I have GRP pipe with thoses characteristic:
- laminate type three:Ed=0.0018
axial elastic modulus long term:10000MPa
hoop elastic modulus long term:20000MPa
Sh=Ed.ELAM
ELAM=XLAM/td
according to paragraph 4.3 and section five i have the following value for all diameters:
DN Ref laminate td XLAM ELAM Sh(MPa)
80 L30 4.5 33000 7333 13.2
100 L40 5.2 42000 8077 14.54
150 L50 5.9 50000 8474 15.25
200 L60 6.7 58800 8776 15.79
250 L80 8.7 80000 9195 16.55
300 L100 10.6 100000 9434 16.98
350 L120 12.5 120000 9600 17.28
400 L120 12.5 120000 9600 17.28
There are very low vakue to be used
or in B31.3 Sh=0.5UDB=40MPa
If I run this model weith B31.3 it pass
but if I run it with BS7159 it can't pass
there a big difference in Sh value for B31.3 and BS7159
there no logical result!
normally there are a small difference between all code not over than 10%
can this modelization is correct?

Section 5 is Design for pressure containment. I am not sure you want to use that table for flexibility analysis. Flex analysis is Section 7 and there you have your stress calculations.
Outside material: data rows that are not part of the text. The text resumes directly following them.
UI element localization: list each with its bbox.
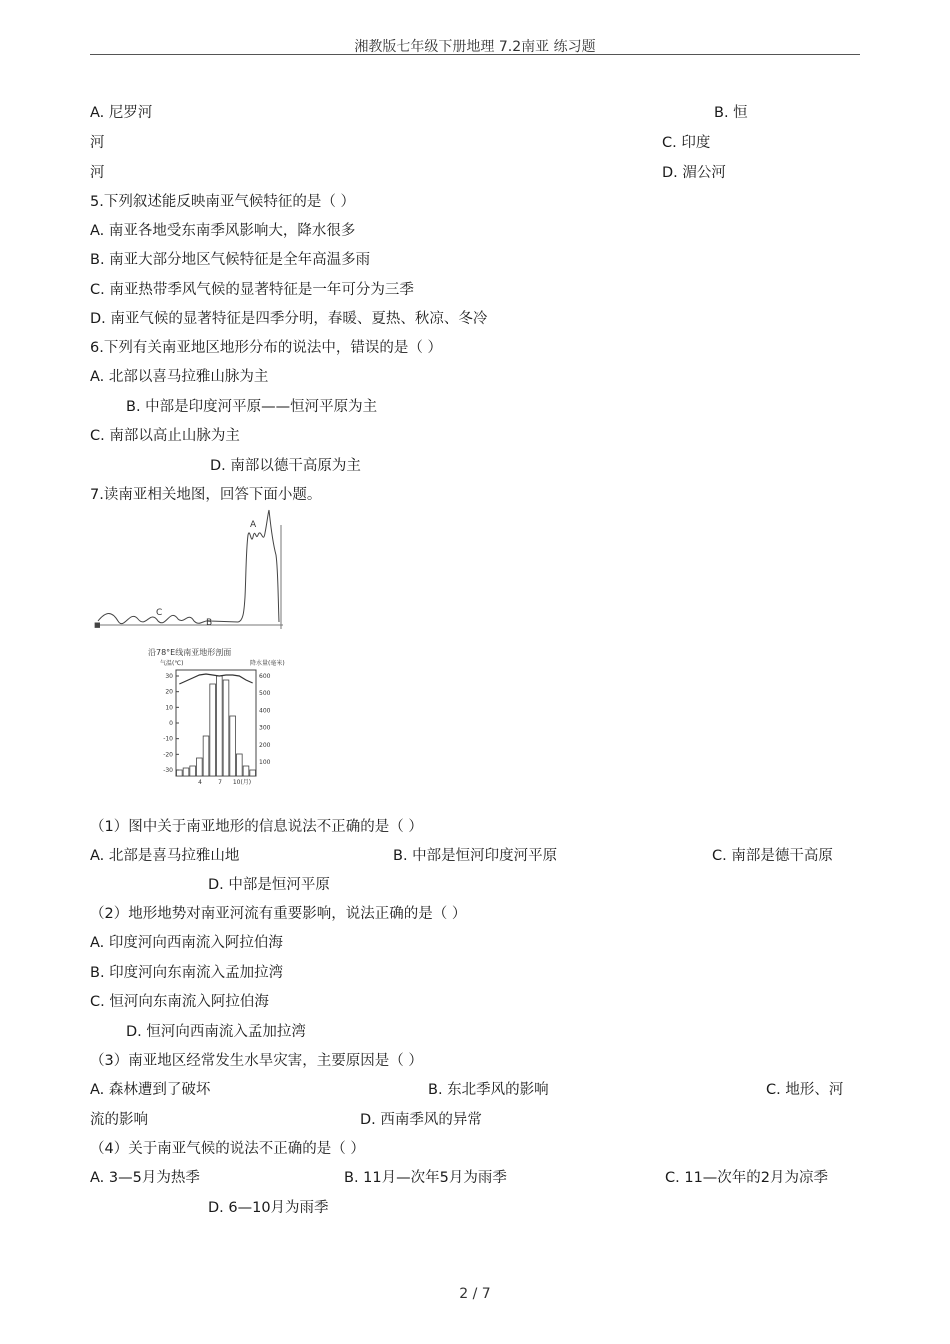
q7-sub1-stem: （1）图中关于南亚地形的信息说法不正确的是（ ）: [90, 819, 423, 835]
q7-sub4-option-c: C. 11—次年的2月为凉季: [665, 1170, 829, 1186]
header-rule: [90, 54, 860, 55]
q6-option-b: B. 中部是印度河平原——恒河平原为主: [126, 399, 378, 415]
q5-stem: 5.下列叙述能反映南亚气候特征的是（ ）: [90, 194, 355, 210]
precipitation-bar: [210, 684, 216, 776]
temperature-tick-label: -20: [163, 751, 173, 759]
month-tick-label: 4: [198, 779, 202, 786]
precipitation-bar: [183, 768, 189, 776]
q7-sub3-option-c-part1: C. 地形、河: [766, 1082, 844, 1098]
q7-sub3-option-a: A. 森林遭到了破坏: [90, 1082, 211, 1098]
climate-temp-axis-label: 气温(℃): [160, 660, 184, 667]
temperature-tick-label: -10: [163, 735, 173, 743]
q5-option-c: C. 南亚热带季风气候的显著特征是一年可分为三季: [90, 282, 414, 298]
q5-option-a: A. 南亚各地受东南季风影响大，降水很多: [90, 223, 356, 239]
q7-sub4-option-b: B. 11月—次年5月为雨季: [344, 1170, 507, 1186]
precipitation-tick-label: 100: [259, 759, 271, 766]
terrain-label-c: C: [156, 608, 163, 618]
precipitation-tick-label: 400: [259, 707, 271, 715]
q4-option-c-part2: 河: [90, 165, 105, 181]
temperature-axis-ticks: [163, 673, 179, 774]
precipitation-tick-label: 500: [259, 690, 271, 698]
terrain-label-a: A: [250, 520, 257, 530]
q7-stem: 7.读南亚相关地图，回答下面小题。: [90, 487, 322, 503]
q7-sub2-option-c: C. 恒河向东南流入阿拉伯海: [90, 994, 269, 1010]
precipitation-bar: [237, 754, 243, 776]
q7-sub2-option-d: D. 恒河向西南流入孟加拉湾: [126, 1024, 306, 1040]
q7-sub4-option-a: A. 3—5月为热季: [90, 1170, 200, 1186]
q6-option-d: D. 南部以德干高原为主: [210, 458, 361, 474]
temperature-tick-label: 20: [165, 688, 173, 696]
q7-sub4-option-d: D. 6—10月为雨季: [208, 1200, 329, 1216]
precipitation-bar: [197, 758, 203, 776]
q5-option-d: D. 南亚气候的显著特征是四季分明，春暖、夏热、秋凉、冬冷: [90, 311, 488, 327]
precipitation-bar: [203, 736, 209, 776]
q7-sub2-stem: （2）地形地势对南亚河流有重要影响，说法正确的是（ ）: [90, 906, 467, 922]
precipitation-bar: [177, 770, 183, 776]
q4-option-c-part1: C. 印度: [662, 135, 711, 151]
temperature-tick-label: 0: [169, 720, 173, 727]
q4-option-b-part1: B. 恒: [714, 105, 748, 121]
q7-sub1-option-b: B. 中部是恒河印度河平原: [393, 848, 558, 864]
q6-option-a: A. 北部以喜马拉雅山脉为主: [90, 369, 269, 385]
q6-option-c: C. 南部以高止山脉为主: [90, 428, 240, 444]
temperature-tick-label: 10: [165, 704, 173, 712]
q7-sub3-stem: （3）南亚地区经常发生水旱灾害，主要原因是（ ）: [90, 1053, 423, 1069]
precipitation-bar: [223, 680, 229, 776]
q4-option-d: D. 湄公河: [662, 165, 726, 181]
q7-sub4-stem: （4）关于南亚气候的说法不正确的是（ ）: [90, 1141, 365, 1157]
q7-sub2-option-b: B. 印度河向东南流入孟加拉湾: [90, 965, 284, 981]
precipitation-tick-label: 200: [259, 741, 271, 749]
q4-option-b-part2: 河: [90, 135, 105, 151]
page-number: 2 / 7: [459, 1286, 491, 1302]
precipitation-bar: [243, 766, 249, 776]
terrain-profile-caption: 沿78°E线南亚地形剖面: [148, 648, 232, 657]
climate-chart: [160, 659, 285, 786]
climate-chart-frame: [176, 670, 256, 776]
q7-figure: [88, 505, 304, 790]
q7-sub2-option-a: A. 印度河向西南流入阿拉伯海: [90, 935, 283, 951]
q7-sub1-option-a: A. 北部是喜马拉雅山地: [90, 848, 240, 864]
q7-sub1-option-d: D. 中部是恒河平原: [208, 877, 330, 893]
temperature-tick-label: -30: [163, 767, 173, 774]
q7-sub1-option-c: C. 南部是德干高原: [712, 848, 833, 864]
month-tick-label: 7: [218, 779, 222, 786]
climate-precip-axis-label: 降水量(毫米): [250, 660, 285, 667]
q6-stem: 6.下列有关南亚地区地形分布的说法中，错误的是（ ）: [90, 340, 442, 356]
temperature-curve: [179, 674, 252, 684]
precipitation-tick-label: 600: [259, 673, 271, 680]
terrain-left-end-mark: ■: [94, 621, 101, 629]
terrain-label-b: B: [206, 618, 213, 628]
precipitation-tick-label: 300: [259, 724, 271, 732]
month-axis-ticks: [198, 778, 251, 786]
precipitation-bar: [217, 676, 223, 776]
month-tick-label: 10(月): [232, 779, 252, 786]
q4-option-a: A. 尼罗河: [90, 105, 153, 121]
precipitation-bars: [177, 676, 256, 776]
precipitation-bar: [250, 770, 256, 776]
q7-sub3-option-d: D. 西南季风的异常: [360, 1112, 482, 1128]
q5-option-b: B. 南亚大部分地区气候特征是全年高温多雨: [90, 252, 371, 268]
precipitation-bar: [190, 766, 196, 776]
q7-sub3-option-c-part2: 流的影响: [90, 1112, 148, 1128]
q7-sub3-option-b: B. 东北季风的影响: [428, 1082, 549, 1098]
precipitation-bar: [230, 716, 236, 776]
page-header-title: 湘教版七年级下册地理 7.2南亚 练习题: [354, 39, 596, 55]
precipitation-axis-ticks: [259, 673, 271, 766]
temperature-tick-label: 30: [165, 673, 173, 680]
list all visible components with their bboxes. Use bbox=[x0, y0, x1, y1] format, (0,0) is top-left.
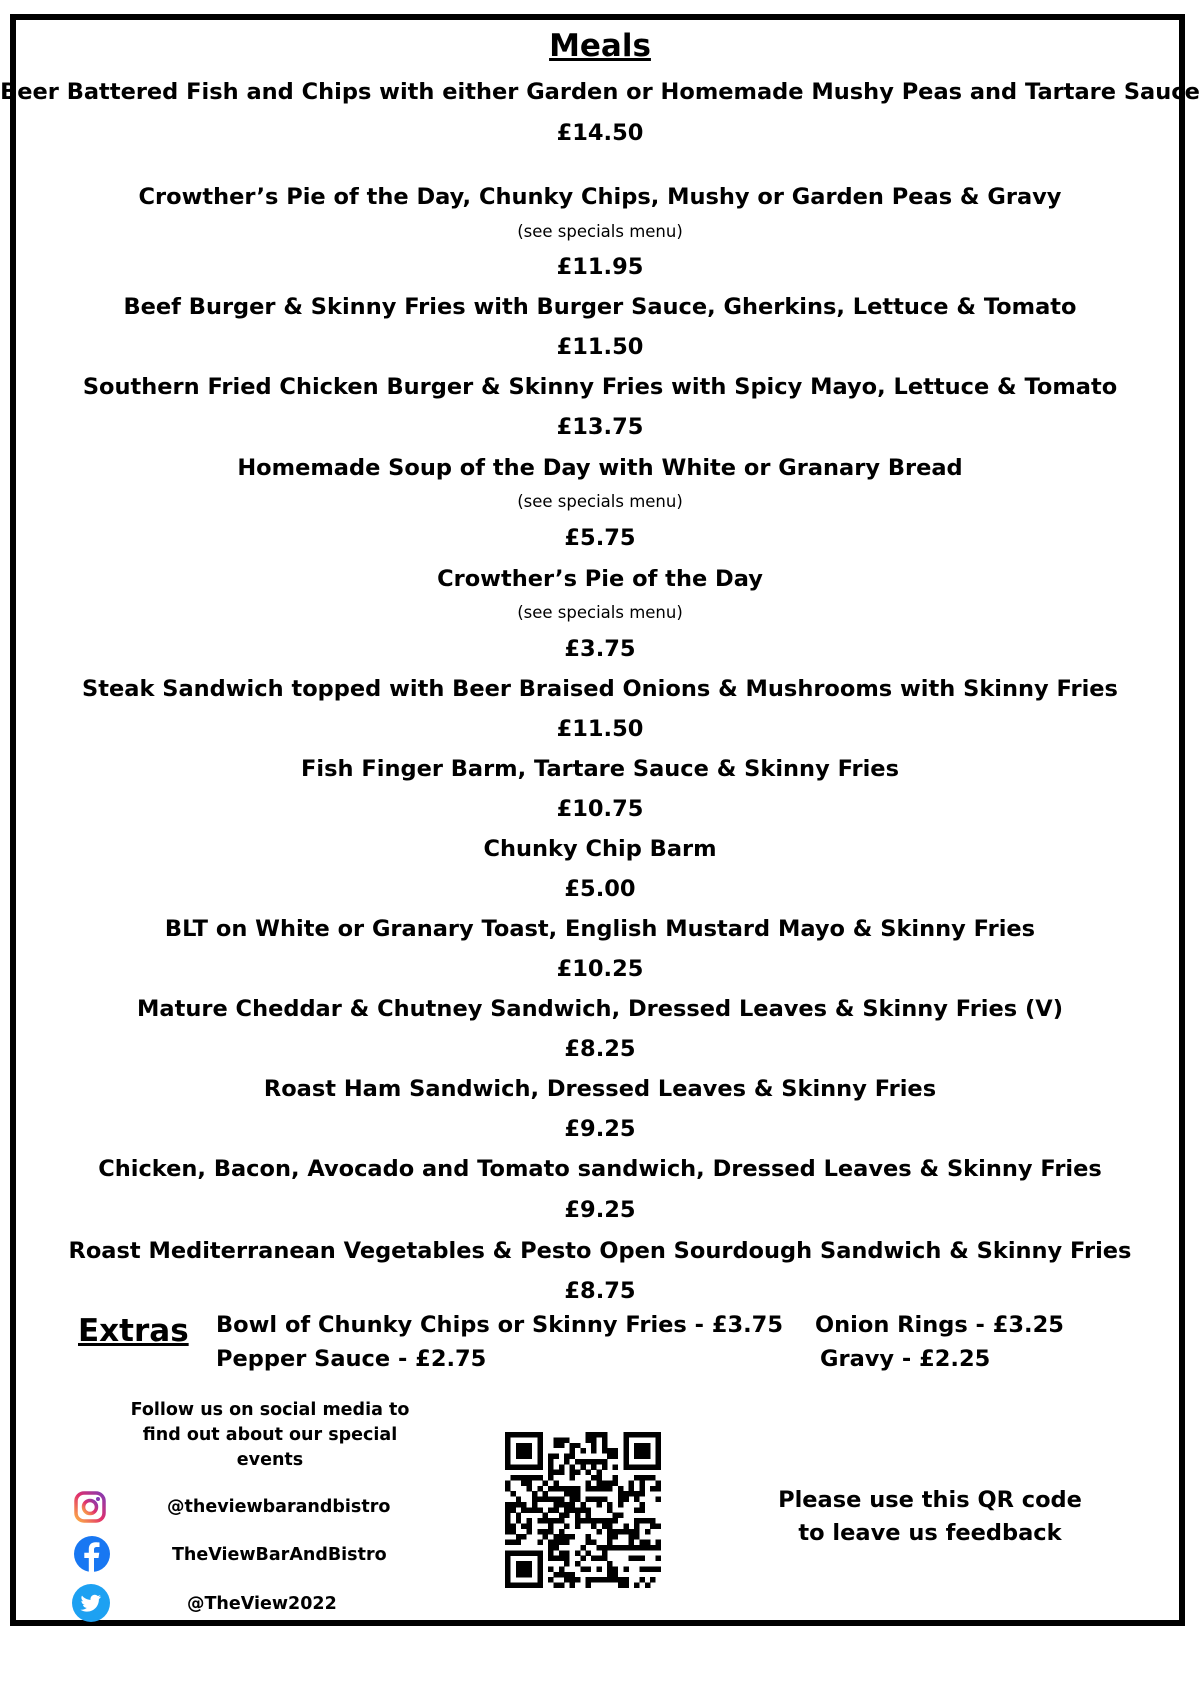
menu-item-name: Crowther’s Pie of the Day bbox=[437, 566, 763, 592]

In Section 7 it says that the maximum combined stress should not exceed the design stress for the laminate at any location. Although the wording is not consistent, Section 4 defines design stress as the design strain times the appropriate E. From your data, I would guess the design stress in hoop is 36MPa and 18MPa axial.

I thank you Dave
But in section 4 the Sh is calculated by:
Sh=Ed.ELAM
ELAM=XLAM/td
and Xlam is depending on diameters
you consider ELAM the manufacturer value of elasticity module! witch paragraph can approve this consideration?

I have no answer for you at the moment.
Maybe the pipe manufacturer can help here?